Według tygodnika, Suchocka twierdziła, że nikt u niej nie zabiegał o ułaskawienie V. Tymczasem interweniował u niej Jan Król, były działacz Unii Wolności - mówi "Wprost" prokurator pracujący przy sprawie.
W aktach sprawy - donosi "Wprost" - znajduje się dokument, w którym prokurator informuje, że w sprawie Petera V. nie zaszły żadne okoliczności, które uzasadniałyby wszczęcie procedury ułaskawieniowej. Na dole jest przekreślony odręczny dopisek: Na wniosek minister sprawiedliwości wszcząć procedurę ułaskawieniową. Pod nim dopisano: Zgodnie z decyzja wiceprokuratora generalnego Włodzimierza Wolnego wszcząć procedurę ułaskawieniową.
Peter V. został zatrzymany tydzień temu przez Centralne Biuro Śledcze, a następnie przewieziony do Katowic, gdzie usłyszał zarzuty pomocnictwa w przywłaszczaniu pieniędzy oraz prania brudnych pieniędzy. Sąd zdecydował o jego aresztowaniu na trzy miesiące.

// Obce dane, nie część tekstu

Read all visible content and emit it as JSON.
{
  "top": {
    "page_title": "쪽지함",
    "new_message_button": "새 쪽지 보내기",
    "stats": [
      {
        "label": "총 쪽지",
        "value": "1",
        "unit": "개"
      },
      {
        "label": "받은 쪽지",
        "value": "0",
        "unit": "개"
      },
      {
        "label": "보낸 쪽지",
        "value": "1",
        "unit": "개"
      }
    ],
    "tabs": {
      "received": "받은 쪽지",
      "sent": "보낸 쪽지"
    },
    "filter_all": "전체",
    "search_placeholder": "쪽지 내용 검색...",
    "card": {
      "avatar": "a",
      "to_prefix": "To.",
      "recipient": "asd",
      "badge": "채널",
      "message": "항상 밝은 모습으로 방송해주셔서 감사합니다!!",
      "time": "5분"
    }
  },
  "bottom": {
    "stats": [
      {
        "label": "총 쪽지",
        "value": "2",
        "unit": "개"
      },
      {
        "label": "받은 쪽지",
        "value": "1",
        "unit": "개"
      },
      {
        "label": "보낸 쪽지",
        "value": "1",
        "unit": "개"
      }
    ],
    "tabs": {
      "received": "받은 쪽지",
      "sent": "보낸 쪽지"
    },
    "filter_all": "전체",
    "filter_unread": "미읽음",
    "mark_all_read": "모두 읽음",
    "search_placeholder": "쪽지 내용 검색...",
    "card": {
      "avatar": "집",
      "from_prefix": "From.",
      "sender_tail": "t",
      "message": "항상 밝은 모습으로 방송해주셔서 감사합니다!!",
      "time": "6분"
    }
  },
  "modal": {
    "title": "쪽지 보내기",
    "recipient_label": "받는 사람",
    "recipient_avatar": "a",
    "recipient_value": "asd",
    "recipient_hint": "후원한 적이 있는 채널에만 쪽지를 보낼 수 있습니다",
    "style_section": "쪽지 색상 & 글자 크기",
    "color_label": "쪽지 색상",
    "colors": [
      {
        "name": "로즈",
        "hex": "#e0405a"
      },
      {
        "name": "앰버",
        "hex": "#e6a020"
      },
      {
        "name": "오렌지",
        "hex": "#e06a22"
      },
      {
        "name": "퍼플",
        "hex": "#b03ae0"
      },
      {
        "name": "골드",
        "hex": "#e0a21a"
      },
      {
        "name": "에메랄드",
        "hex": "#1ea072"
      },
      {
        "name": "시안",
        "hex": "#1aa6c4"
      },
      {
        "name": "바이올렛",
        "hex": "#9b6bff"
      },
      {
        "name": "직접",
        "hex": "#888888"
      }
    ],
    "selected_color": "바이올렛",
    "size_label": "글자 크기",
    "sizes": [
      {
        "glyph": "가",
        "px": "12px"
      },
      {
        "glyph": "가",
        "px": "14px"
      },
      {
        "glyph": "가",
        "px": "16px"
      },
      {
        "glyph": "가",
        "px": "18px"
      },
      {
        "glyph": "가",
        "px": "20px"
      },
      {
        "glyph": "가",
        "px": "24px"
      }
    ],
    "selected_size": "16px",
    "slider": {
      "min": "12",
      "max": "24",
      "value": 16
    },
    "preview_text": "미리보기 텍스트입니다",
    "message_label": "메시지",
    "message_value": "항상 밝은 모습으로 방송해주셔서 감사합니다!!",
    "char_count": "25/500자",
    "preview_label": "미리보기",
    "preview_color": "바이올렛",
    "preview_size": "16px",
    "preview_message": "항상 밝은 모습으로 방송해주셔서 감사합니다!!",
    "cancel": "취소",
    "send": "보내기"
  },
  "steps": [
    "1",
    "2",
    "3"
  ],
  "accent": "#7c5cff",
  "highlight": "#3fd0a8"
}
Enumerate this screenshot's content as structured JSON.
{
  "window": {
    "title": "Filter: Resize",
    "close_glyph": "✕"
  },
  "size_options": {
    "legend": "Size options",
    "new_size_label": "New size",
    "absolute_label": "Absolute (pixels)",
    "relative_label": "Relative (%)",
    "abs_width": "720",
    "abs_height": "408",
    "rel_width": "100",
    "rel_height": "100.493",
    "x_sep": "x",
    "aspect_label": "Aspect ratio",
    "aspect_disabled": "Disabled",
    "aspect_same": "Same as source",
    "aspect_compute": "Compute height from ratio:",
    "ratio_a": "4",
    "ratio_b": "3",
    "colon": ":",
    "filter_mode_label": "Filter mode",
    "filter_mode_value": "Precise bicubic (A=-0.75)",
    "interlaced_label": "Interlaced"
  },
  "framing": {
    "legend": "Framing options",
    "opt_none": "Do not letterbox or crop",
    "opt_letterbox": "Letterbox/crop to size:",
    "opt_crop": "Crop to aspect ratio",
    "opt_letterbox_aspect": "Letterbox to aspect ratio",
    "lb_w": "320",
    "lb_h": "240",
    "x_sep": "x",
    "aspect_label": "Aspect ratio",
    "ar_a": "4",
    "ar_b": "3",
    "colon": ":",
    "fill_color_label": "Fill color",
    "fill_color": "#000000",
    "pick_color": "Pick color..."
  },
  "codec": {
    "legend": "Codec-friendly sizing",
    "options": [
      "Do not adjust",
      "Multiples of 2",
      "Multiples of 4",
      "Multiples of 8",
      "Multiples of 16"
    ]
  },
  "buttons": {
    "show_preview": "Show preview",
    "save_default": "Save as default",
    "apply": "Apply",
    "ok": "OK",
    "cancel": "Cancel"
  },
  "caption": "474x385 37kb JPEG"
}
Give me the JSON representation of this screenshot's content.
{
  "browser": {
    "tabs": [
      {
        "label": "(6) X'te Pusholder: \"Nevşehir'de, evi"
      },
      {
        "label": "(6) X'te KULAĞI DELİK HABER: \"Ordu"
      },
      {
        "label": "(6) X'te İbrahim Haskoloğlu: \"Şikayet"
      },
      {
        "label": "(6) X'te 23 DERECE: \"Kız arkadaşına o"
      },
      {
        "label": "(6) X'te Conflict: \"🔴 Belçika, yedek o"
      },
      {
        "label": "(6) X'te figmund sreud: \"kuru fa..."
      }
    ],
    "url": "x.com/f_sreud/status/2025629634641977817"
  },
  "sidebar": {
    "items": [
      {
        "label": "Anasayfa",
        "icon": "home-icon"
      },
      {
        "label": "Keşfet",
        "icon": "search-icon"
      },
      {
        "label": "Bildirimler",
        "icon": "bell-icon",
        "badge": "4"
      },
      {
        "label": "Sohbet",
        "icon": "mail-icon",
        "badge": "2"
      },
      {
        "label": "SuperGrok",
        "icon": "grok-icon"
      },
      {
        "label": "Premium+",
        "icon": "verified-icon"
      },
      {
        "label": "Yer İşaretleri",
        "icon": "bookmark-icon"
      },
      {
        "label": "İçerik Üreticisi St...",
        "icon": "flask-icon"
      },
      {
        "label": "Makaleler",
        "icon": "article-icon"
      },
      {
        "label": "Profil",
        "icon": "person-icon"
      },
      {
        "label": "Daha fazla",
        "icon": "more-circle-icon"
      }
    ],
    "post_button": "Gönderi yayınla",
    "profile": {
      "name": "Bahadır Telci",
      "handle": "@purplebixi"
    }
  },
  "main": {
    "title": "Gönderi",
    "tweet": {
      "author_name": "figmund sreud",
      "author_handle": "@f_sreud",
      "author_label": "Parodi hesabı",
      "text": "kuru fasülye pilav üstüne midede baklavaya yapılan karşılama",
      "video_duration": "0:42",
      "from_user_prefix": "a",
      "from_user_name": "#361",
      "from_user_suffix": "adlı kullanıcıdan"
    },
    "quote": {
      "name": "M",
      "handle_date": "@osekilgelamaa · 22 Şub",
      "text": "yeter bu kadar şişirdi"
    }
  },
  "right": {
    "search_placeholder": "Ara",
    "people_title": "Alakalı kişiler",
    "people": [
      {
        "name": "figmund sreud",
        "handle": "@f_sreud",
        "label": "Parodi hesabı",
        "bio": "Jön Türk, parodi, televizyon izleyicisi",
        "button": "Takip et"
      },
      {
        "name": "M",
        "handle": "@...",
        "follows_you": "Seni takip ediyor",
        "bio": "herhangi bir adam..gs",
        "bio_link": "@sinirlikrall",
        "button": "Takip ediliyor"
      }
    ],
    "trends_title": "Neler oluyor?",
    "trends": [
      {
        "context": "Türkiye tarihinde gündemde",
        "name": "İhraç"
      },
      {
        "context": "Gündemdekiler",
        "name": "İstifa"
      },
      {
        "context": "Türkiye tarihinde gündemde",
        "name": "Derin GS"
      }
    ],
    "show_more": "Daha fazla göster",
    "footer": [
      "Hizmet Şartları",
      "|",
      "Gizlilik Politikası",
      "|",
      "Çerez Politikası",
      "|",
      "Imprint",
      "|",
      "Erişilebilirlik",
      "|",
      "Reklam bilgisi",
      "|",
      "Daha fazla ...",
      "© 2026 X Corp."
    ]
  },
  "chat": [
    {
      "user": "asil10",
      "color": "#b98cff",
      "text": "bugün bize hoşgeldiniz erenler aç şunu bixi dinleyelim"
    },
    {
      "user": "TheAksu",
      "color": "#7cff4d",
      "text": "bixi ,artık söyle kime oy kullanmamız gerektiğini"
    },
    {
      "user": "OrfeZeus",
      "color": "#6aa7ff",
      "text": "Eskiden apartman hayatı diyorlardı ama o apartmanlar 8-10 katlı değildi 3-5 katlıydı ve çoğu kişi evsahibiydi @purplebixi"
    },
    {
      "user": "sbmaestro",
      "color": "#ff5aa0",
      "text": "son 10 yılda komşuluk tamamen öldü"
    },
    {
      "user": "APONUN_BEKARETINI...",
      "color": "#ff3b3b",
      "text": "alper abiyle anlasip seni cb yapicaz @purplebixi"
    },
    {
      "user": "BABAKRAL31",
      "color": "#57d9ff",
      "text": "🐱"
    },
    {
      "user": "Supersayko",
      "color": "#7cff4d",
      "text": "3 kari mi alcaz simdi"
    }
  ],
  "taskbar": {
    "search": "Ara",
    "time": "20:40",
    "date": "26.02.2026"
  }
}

Peter V. w latach 70. nazywał się Piotr Filipowski vel Filipczyński. Jako 17-latek brutalnie zamordował 75-letnią kobietę w celach rabunkowych. Skazano go na 25 lat więzienia. W 1979 r. miał przerwę w odbywaniu kary, a w 1983 r. w niewyjaśnionych okolicznościach dostał paszport i wyjechał do Szwajcarii. Według prasy, miał być zwerbowany przez służby specjalne PRL, które umożliwiły mu wyjazd. Podjął pracę w bankach szwajcarskich.
W 1998 r. polski wymiar sprawiedliwości uruchomił procedurę ekstradycyjną. Peter V. został zatrzymany w Szwajcarii i przekazany Polsce w celu odbycia reszty kary. Trafił do aresztu; jego prawnicy wnieśli o ułaskawienie; ułaskawił go prezydent Aleksander Kwaśniewski. W lipcu 1999 r. V. wrócił do Szwajcarii. W sprawie okoliczności jego ułaskawienia toczy się odrębne śledztwo.
Nazwisko Petera V. pojawiło się m.in. w materiałach, jakimi dysponuje katowicka prokuratura. Lobbysta Marek Dochnal w złożonych w prokuraturze, a przytaczanych przez prasę, zeznaniach miał mówić o kontach, jakie czołowi politycy lewicy mieli posiadać w szwajcarskich bankach. Na te rachunki miały wpływać pieniądze z łapówek. Peter V., który po wyjeździe do Szwajcarii rozpoczął pracę w tamtejszym banku Coutts, miał obsługiwać te konta.